No Hails for Airport Cab Service

And here I thought the Canadian Rockies had a lot of rain! For the 10 days I hiked around Banff and Jasper, there were showers everyday. Blue skies one minute, an ice squall the next. But that was nothing compared to the deluge that greeted me Sunday night (or rather in the wee hours of Monday morning thanks to all the air-traffic weather delays) at D.C's Ronald Reagan National Airport.

And once again, the complete chaos there proves that Metropolitan Washington Airports Authority has a long way to go in serving its customers. Hundreds of travelers waited for nonexistent cabs in a line that double looped from one end of the new terminal to the other. It was a complete free-for-all; the only people who got cabs were those who bucked the system, dropped out of the authorized cab-waiting line and hailed cabs from the outside pick-up lane. They were fighting one another for the taxis. The airport police were no help, either. One parked a police car conspicuously at the beginning of the pick-up lane, thus deterring many drive-by cabbies from picking up desperate passengers. He stayed in the car and never bothered to stop any cabbie, so I'm not quite sure why he was there.

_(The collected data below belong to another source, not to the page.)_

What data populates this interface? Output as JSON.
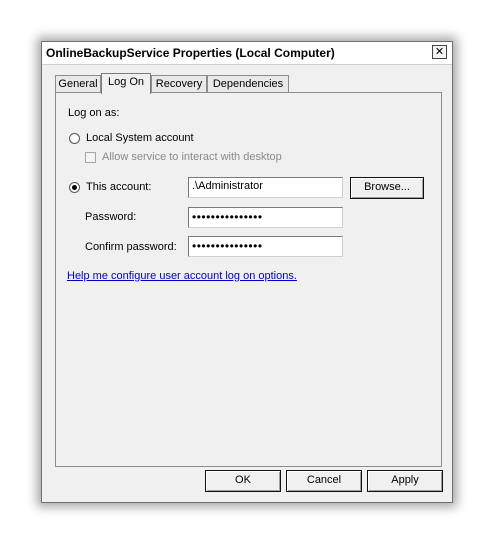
{
  "window": {
    "title": "OnlineBackupService Properties (Local Computer)",
    "close_glyph": "✕"
  },
  "tabs": [
    {
      "label": "General"
    },
    {
      "label": "Log On",
      "active": true
    },
    {
      "label": "Recovery"
    },
    {
      "label": "Dependencies"
    }
  ],
  "logon": {
    "heading": "Log on as:",
    "local_system_label": "Local System account",
    "allow_interact_label": "Allow service to interact with desktop",
    "this_account_label": "This account:",
    "account_value": ".\\Administrator",
    "browse_label": "Browse...",
    "password_label": "Password:",
    "password_value": "•••••••••••••••",
    "confirm_label": "Confirm password:",
    "confirm_value": "•••••••••••••••",
    "help_link": "Help me configure user account log on options.",
    "selected": "this_account"
  },
  "buttons": {
    "ok": "OK",
    "cancel": "Cancel",
    "apply": "Apply"
  },
  "colors": {
    "link": "#0000cc",
    "dialog_bg": "#f0f0f0"
  }
}
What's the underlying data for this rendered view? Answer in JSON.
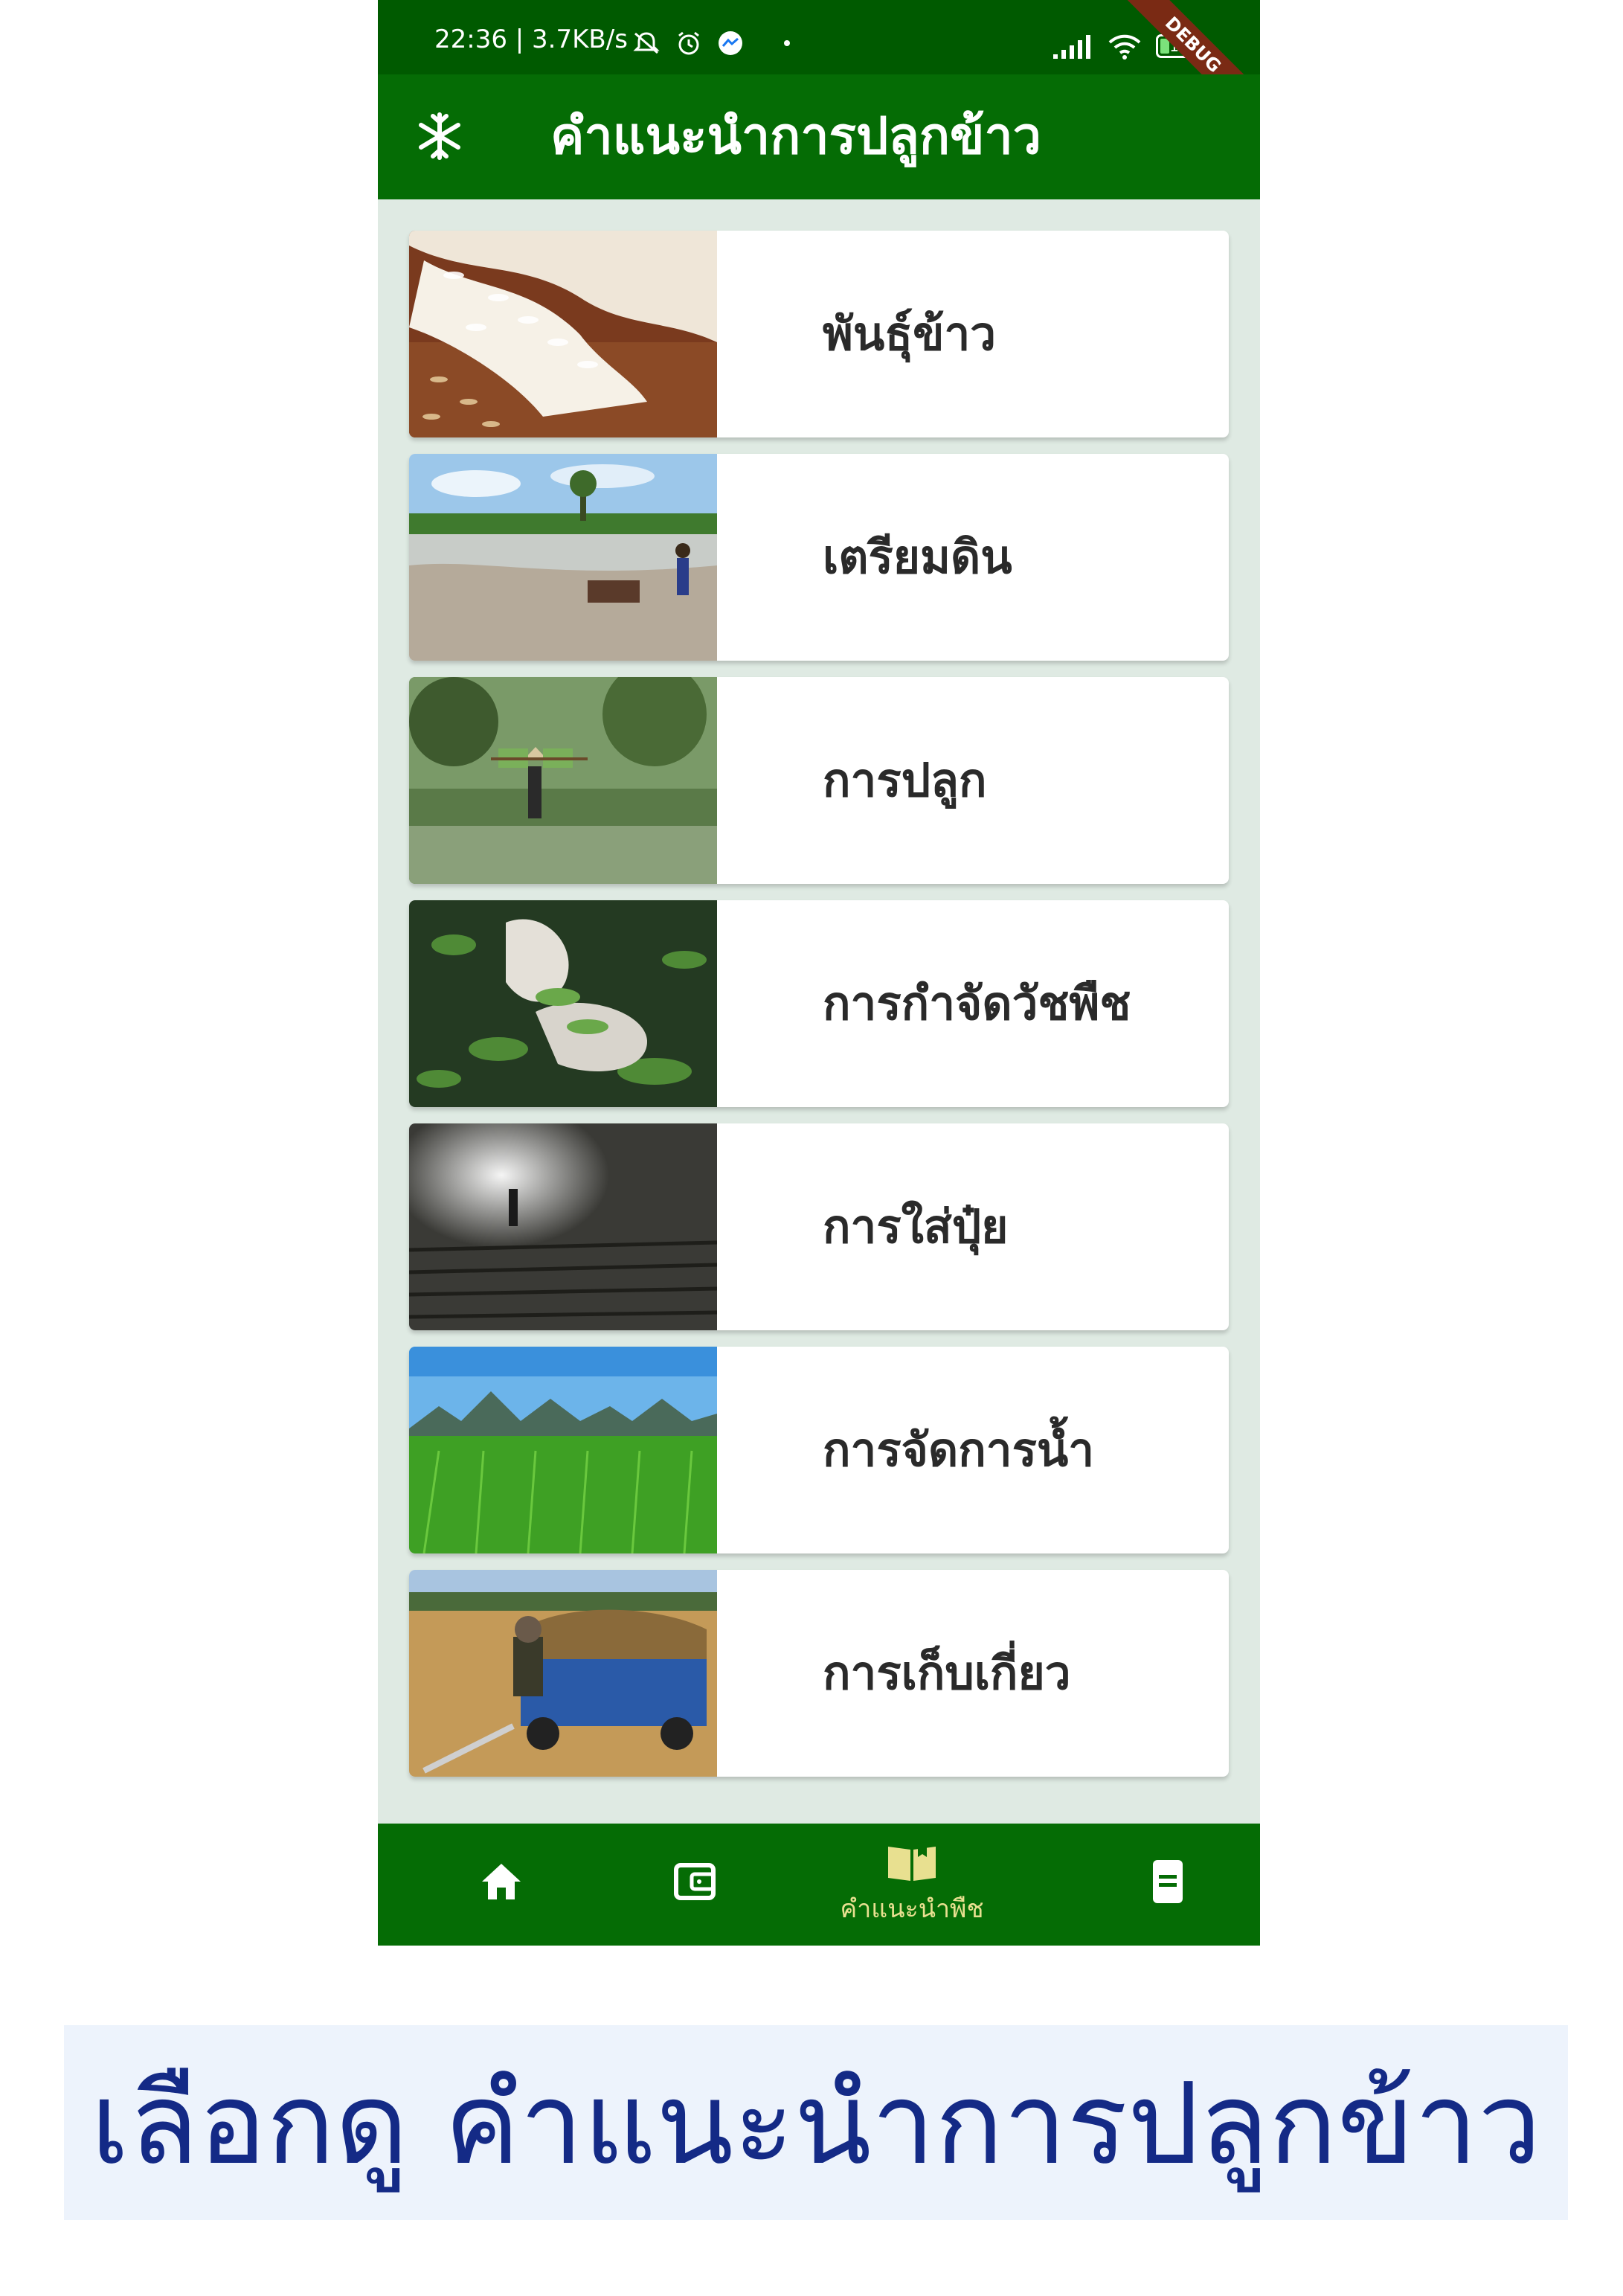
{
  "status_bar": {
    "time": "22:36 | 3.7KB/s",
    "battery_level": "19",
    "debug_banner": "DEBUG"
  },
  "app_bar": {
    "title": "คำแนะนำการปลูกข้าว",
    "icon": "snowflake-icon"
  },
  "menu_items": [
    {
      "label": "พันธุ์ข้าว",
      "image": "rice-grains-photo"
    },
    {
      "label": "เตรียมดิน",
      "image": "plowing-field-photo"
    },
    {
      "label": "การปลูก",
      "image": "planting-seedlings-photo"
    },
    {
      "label": "การกำจัดวัชพืช",
      "image": "pulling-weeds-photo"
    },
    {
      "label": "การใส่ปุ๋ย",
      "image": "fertilizer-spraying-photo"
    },
    {
      "label": "การจัดการน้ำ",
      "image": "rice-field-mountains-photo"
    },
    {
      "label": "การเก็บเกี่ยว",
      "image": "harvest-cart-photo"
    }
  ],
  "bottom_nav": {
    "items": [
      {
        "icon": "home-icon",
        "label": ""
      },
      {
        "icon": "wallet-icon",
        "label": ""
      },
      {
        "icon": "open-book-icon",
        "label": "คำแนะนำพืช"
      },
      {
        "icon": "document-icon",
        "label": ""
      }
    ],
    "active_color": "#e8e090",
    "inactive_color": "#ffffff"
  },
  "caption": {
    "text": "เลือกดู คำแนะนำการปลูกข้าว"
  },
  "colors": {
    "app_bar": "#056c05",
    "status_bar": "#005a00",
    "background": "#dfeae3",
    "caption_text": "#142a86",
    "caption_background": "#edf3fc"
  }
}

Taxi service from Reagan National and Dulles has always prompted lots of complaints from friends and readers; unfortunately I got to personally experience it Monday morning. As any traveler knows, the weather is beyond our control. Sometimes, companies and organizations deal with it well; sometimes they don't. (The same goes for people.) I got a taste of both sides on Sunday night. Delta handled the weather--and its customers--well; I wish I could say the same for the airport authority.

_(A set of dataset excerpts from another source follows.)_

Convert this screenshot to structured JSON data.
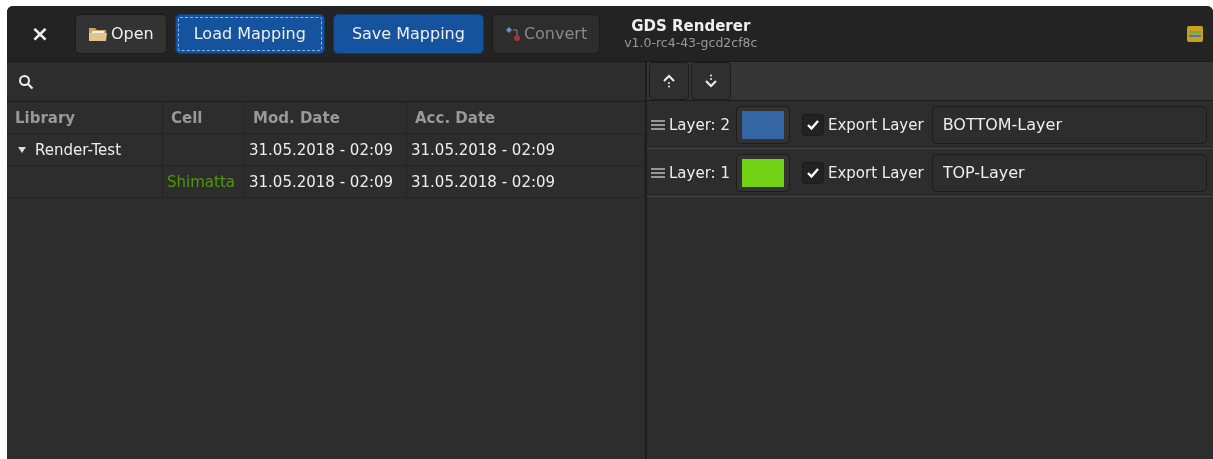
{
  "header": {
    "close": "×",
    "buttons": [
      {
        "label": "Open",
        "kind": "open",
        "disabled": false,
        "focused": false,
        "suggested": false
      },
      {
        "label": "Load Mapping",
        "kind": "plain",
        "disabled": false,
        "focused": true,
        "suggested": true
      },
      {
        "label": "Save Mapping",
        "kind": "plain",
        "disabled": false,
        "focused": false,
        "suggested": true
      },
      {
        "label": "Convert",
        "kind": "convert",
        "disabled": true,
        "focused": false,
        "suggested": false
      }
    ],
    "title": "GDS Renderer",
    "subtitle": "v1.0-rc4-43-gcd2cf8c"
  },
  "table": {
    "columns": [
      "Library",
      "Cell",
      "Mod. Date",
      "Acc. Date"
    ],
    "rows": [
      {
        "library": "Render-Test",
        "mod": "31.05.2018 - 02:09",
        "acc": "31.05.2018 - 02:09",
        "expanded": true,
        "children": [
          {
            "cell": "Shimatta",
            "mod": "31.05.2018 - 02:09",
            "acc": "31.05.2018 - 02:09"
          }
        ]
      }
    ]
  },
  "layers": [
    {
      "label": "Layer: 2",
      "color": "#3465a4",
      "export": "Export Layer",
      "checked": true,
      "name": "BOTTOM-Layer"
    },
    {
      "label": "Layer: 1",
      "color": "#73d216",
      "export": "Export Layer",
      "checked": true,
      "name": "TOP-Layer"
    }
  ]
}
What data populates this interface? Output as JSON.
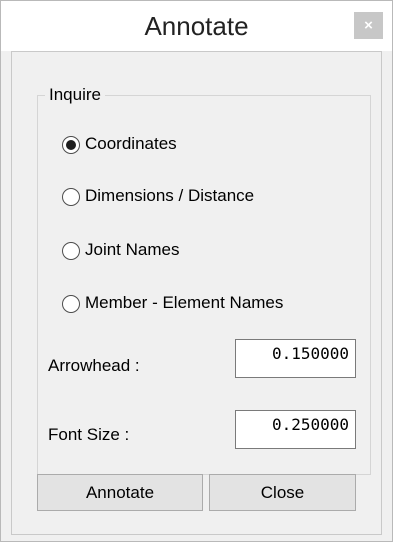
{
  "window": {
    "title": "Annotate",
    "close_glyph": "×"
  },
  "group": {
    "label": "Inquire"
  },
  "options": [
    {
      "label": "Coordinates",
      "selected": true
    },
    {
      "label": "Dimensions / Distance",
      "selected": false
    },
    {
      "label": "Joint Names",
      "selected": false
    },
    {
      "label": "Member - Element Names",
      "selected": false
    }
  ],
  "fields": {
    "arrowhead": {
      "label": "Arrowhead :",
      "value": "0.150000"
    },
    "font_size": {
      "label": "Font Size :",
      "value": "0.250000"
    }
  },
  "buttons": {
    "annotate": "Annotate",
    "close": "Close"
  }
}
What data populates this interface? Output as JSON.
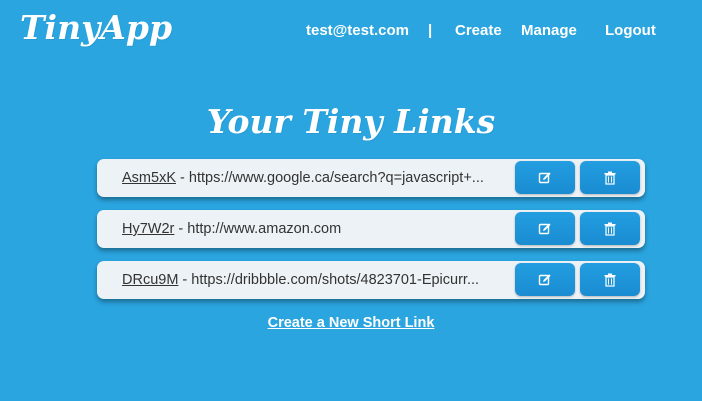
{
  "header": {
    "logo": "TinyApp",
    "user_email": "test@test.com",
    "separator": "|",
    "nav": {
      "create": "Create",
      "manage": "Manage",
      "logout": "Logout"
    }
  },
  "main": {
    "title": "Your Tiny Links",
    "links": [
      {
        "short": "Asm5xK",
        "dash": " - ",
        "long": "https://www.google.ca/search?q=javascript+..."
      },
      {
        "short": "Hy7W2r",
        "dash": " - ",
        "long": "http://www.amazon.com"
      },
      {
        "short": "DRcu9M",
        "dash": " - ",
        "long": "https://dribbble.com/shots/4823701-Epicurr..."
      }
    ],
    "create_new_label": "Create a New Short Link"
  },
  "icons": {
    "edit": "edit-icon",
    "delete": "trash-icon"
  },
  "colors": {
    "background": "#2aa5e0",
    "row_background": "#ecf2f6",
    "button": "#1a8cd2",
    "text": "#333333"
  }
}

My flight from Calgary connected in Atlanta; despite weather delays in Altanta, my flight arrived on time. But my 8:30 p.m. flight home was delayed--at first until 10:10, then 10:30. I decided to try my luck going standby on the 9:30 flight that was supposed to leave at 9:45. The gate attendants were all helpful and efficient, despite the massive delays. Helping them was a handy electronic screen posted above the gate that let passengers know exactly where they stood in the standby queue and how many seats remained open. It was constantly updated (sometimes for the worse, as my name at one point dropped from number 7 to 27 when a group of passengers from another cancelled flight were abruptly registered on the list). But it certainly cut down on the suspense and had to help the agent since no one had to pester her about his/her status. So congrats to Delta (and any other airline that has instituted this process).

Making it on standby turned out not to shorten my trip once air-traffic control held all flights into Reagan National until the showers were over, around 11:30 p.m. That pushed my arrival time into D.C. to 1:30 a.m. Of course there were no cabs, and it was raining so hard some of the roads in and out of the airport were closed.

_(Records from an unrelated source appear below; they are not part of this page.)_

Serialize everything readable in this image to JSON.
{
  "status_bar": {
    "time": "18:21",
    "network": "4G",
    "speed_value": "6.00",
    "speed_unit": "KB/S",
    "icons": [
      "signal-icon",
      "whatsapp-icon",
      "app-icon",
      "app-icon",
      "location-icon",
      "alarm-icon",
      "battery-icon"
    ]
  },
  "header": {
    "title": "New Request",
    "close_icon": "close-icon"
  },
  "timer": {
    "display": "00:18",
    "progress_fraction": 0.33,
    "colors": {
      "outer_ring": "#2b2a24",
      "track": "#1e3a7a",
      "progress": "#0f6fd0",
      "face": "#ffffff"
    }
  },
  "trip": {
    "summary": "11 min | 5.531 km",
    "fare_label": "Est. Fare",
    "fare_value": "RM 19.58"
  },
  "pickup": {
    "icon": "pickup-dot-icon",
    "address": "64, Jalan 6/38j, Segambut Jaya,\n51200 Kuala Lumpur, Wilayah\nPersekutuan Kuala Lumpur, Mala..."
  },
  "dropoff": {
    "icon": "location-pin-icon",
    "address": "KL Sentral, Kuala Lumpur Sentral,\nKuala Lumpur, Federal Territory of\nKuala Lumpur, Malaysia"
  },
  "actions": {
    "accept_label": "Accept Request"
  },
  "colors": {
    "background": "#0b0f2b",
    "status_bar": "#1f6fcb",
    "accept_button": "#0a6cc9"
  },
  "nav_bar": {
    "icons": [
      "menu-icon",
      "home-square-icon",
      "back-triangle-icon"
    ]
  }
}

When I first joined the taxi line at 1:30, I was on the inside of the double-loop. Facing me on the outside loop was a man in an orange T-shirt who had joined the line at 12:30; he had only moved up about 20 feet in that hour and had at least 200 more feet to go before he got to the head of the line. Eventually, the taxi dispatchers realized there were available cabs coming through the unauthorized lane, the outside one used by local residents to pick up travelers. They started hailing them, but only for those passengers brave enough to leave the authorized line and get wet. And the dispatchers stopped these taxis in the middle of the road, tying up traffic behind them. Meanwhile, the passengers who remained in the authorized line never got a cab. It was a horrible mess. And I suspect Dulles was probably even worse since that airport seems to always have a cab shortage.

I gave up, called home and woke my husband, who gladly came to my rescue. Thank you, Gary!!! As we left the airport at 2:30, I spotted the man in the orange T-shirt; he had moved another 20 feet; only 180 more to go. I hope he's made it home by now.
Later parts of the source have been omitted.